National Corporation v. Brown

Bok, P. J.,

There having been a jury’s verdict for plaintiff, defendant asks for a new trial. There is no allegation that the verdict was excessive, was against the law or the evidence, that there was no prima facie case to go to the jury or that there were any erroneous rulings.

Nor is there an allegation of any error in the charge.

The trouble with the record, in defendant’s view, is that the charge does not appear in it.

What happened was that at the conclusion of the speeches the trial judge began to charge, and completed this duty without noticing that the court stenographer was absent. The trial judge, who is writing this opinion, did not look to see if the stenographer was there. He delivered himself of a fairly splendid charge and at the end asked counsel if they had any criticisms. They said they had none, and the judge then withdrew to his chambers. In a very few minutes counsel followed and told the judge what had happened.

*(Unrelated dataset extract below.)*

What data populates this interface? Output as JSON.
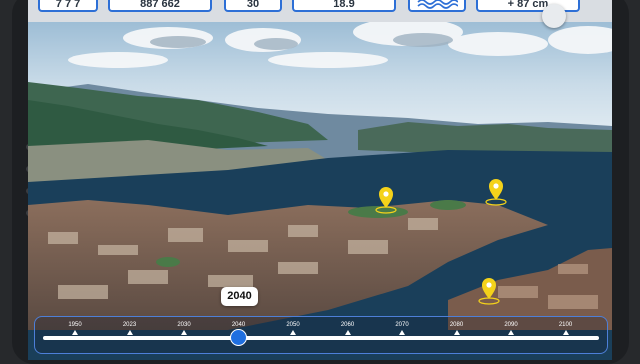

The jury then being out, the judge offered to send for them to discharge them and grant a new trial at once if counsel wished. Both counsel, after reflection, declined, saying that they were satisfied that the charge was fair and accurate. It was agreed that the court should make a statement to this. effect for the record, which was *46done, and the statement appears at the end of the transcript, showing that both counsel assented.

Defendant then employed new counsel, who filed this motion, basing it solely on the absence of a transcript of the charge and assigning the reason that the requirement of a stenographic transcript in the Act of May 1, 1907, P. L. 135, secs. 3 and 4, is mandatory and cannot be waived. He cites Mutual Loan and Savings Association v. National Surety Co., 253 Pa. 351 (1916); Yoast v. Beatty, 12 Pa. Superior Ct. 219 (1899); Rothschild’s Sons’ Co. v. McLaughlin, 12 Pa. Superior Ct. 612 (1900). These cases concern stenographic notes which had not been certified by the trial judge or by the official stenographer, which is a different point; if there is in fact a stenographic transcript, it is obviously necessary that it be of certified accuracy.

The case of Heyer v. Piano Co., 6 Pa. Superior Ct. 504 (1898), although decided before the Act of 1907, contains this sensible dictum:

“It is the duty of the stenographer to take complete and accurate notes of the proceedings, evidence and charge, and to transcribe, for filing, a longhand or typewritten copy; but this transcription may be omitted in the discretion of the court, with the consent of counsel.”

Justice was done for centuries before the automatic stylus was invented, and transcripts are such a recent requirement that we cannot regard it as an unwaivable right in the sense that the right to trial by jury cannot be waived in a first degree murder case.

Counsel agreed to do without a transcribed charge and took their chances on the verdict. Defendant, having lost and turned tail on his agreement, has little equity to complain, and we cannot believe that stenography is a stark mandate of the law despite an informed waiver. At least, if the professional integrity of an agreement between the court and both counsel *47has become irrelevant in such a matter as transcribing testimony, the appellate courts must say so. We shall continue to regard the law as a profession and not as a manufactory of bear-traps.

The motion for a new trial is overruled.